Apache Corp has agreed to acquire all of BP’s oil and gas operations, acreage and infrastructure in the Permian Basin of West Texas and New Mexico and Egypt’s Western Desert. Apache also will acquire substantially all of BP’s upstream natural gas business in western Alberta and British Columbia. Apache will pay $7 billion for the assets, which include estimated proved reserves of 385 million barrels of oil equivalent (boe).

Net production from the properties in the first half of 2010 was 28,000 barrels of liquid hydrocarbons and 331 million cubic feet of gas (MMcf) per day, or a total of approx. 83,000 boe per day. By comparison, in the just-completed second quarter of 2010 Apache produced 646,866 boe per day. The transaction also adds 2.4 million net acres to Apache’s global portfolio.
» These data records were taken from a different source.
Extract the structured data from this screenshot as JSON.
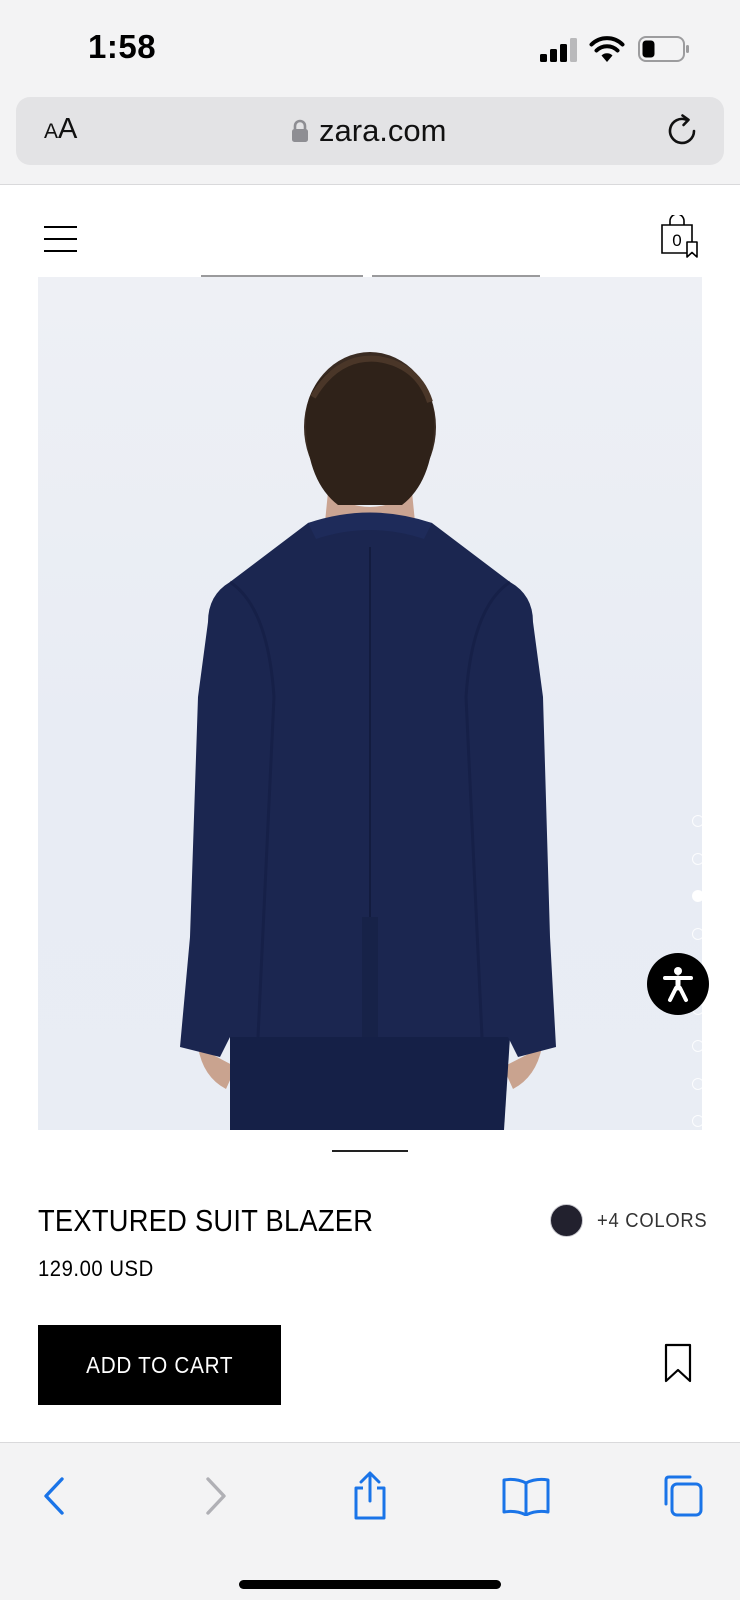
{
  "status_bar": {
    "time": "1:58"
  },
  "browser": {
    "text_size_label": "AA",
    "url": "zara.com"
  },
  "header": {
    "cart_count": "0"
  },
  "product": {
    "gallery": {
      "image_count": 9,
      "active_index": 3
    },
    "title": "TEXTURED SUIT BLAZER",
    "price": "129.00 USD",
    "selected_color_hex": "#22212e",
    "more_colors_label": "+4 COLORS",
    "add_to_cart_label": "ADD TO CART"
  },
  "colors": {
    "accent": "#1a74e8",
    "button_bg": "#000000",
    "blazer": "#1b2650"
  },
  "toolbar": {
    "items": [
      "back-icon",
      "forward-icon",
      "share-icon",
      "bookmarks-icon",
      "tabs-icon"
    ]
  }
}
“This is a rare opportunity to acquire legacy positions from a major oil company, with oil and gas production, acreage, infrastructure, seismic data, field studies, exploration prospects and other essential aspects of our business,” said G. Steven Farris, Apache’s chairman and chief executive officer. “We seldom have an opportunity like this in one of our core areas let alone three. This is a step change that will add muscle, enabling Apache to add value for decades to come through our demonstrated exploitation capabilities and exploration drilling.”

The effective date of the transaction is July 1 2010. Closing is subject to certain preferential rights as well as normal regulatory approvals and conditions in the United States, Canada, Egypt and the European Union. As a part of the acquisition, Apache will advance $5 billion of the purchase price to BP on July 30 2010, ahead of the anticipated closing. This advance will be returned to Apache or applied to the purchase price at closing. Apache intends to finance the acquisition with a combination of debt and equity securities as well as cash on hand. The company has also obtained a $5 billion bridge loan facility to backstop any financing requirements.

Apache expects the transaction to be modestly accretive to cash flow and per-share production and reserves and neutral to earnings per share in the first full year.

Regarding Egypt, Apache is acquiring four development leases and one exploration concession across 394,300 acres in Egypt’s Western Desert. The assets have estimated proved reserves of 20 million boe (59 percent liquids), and first-half 2010 net production of 6,016 barrels of oil and 11 MMcf of gas per day. “This is under-explored acreage in a highly prospective area of the Western Desert; a 3-D seismic acquisition program is under way,” Farris said. “BP’s holdings also include strategically positioned infrastructure including a natural gas processing plant, a liquefied petroleum gas plant and oil and gas export lines. These facilities will enable Apache to increase production from our existing fields in the Western Desert.”

Apache’s second-quarter net production in Egypt averaged 98,495 barrels of oil per day – up 8.5 percent from the first quarter – and 388 MMcf of gas per day, up 7 percent. At year-end 2009, Apache had estimated proved reserves of 309 million boe and 11.1 million gross acres in Egypt.

“This transaction provides a sustainable growth platform for Apache’s onshore North America operations that complements our recent transaction with Devon Energy Corp. in the Gulf of Mexico and our pending merger with Mariner Energy, as well as strategic infrastructure and exploration potential in Egypt,” Farris said.

“We appreciate the opportunity and the professional manner in which BP employees conducted themselves. Their cooperation was a key ingredient for this transaction to come together.”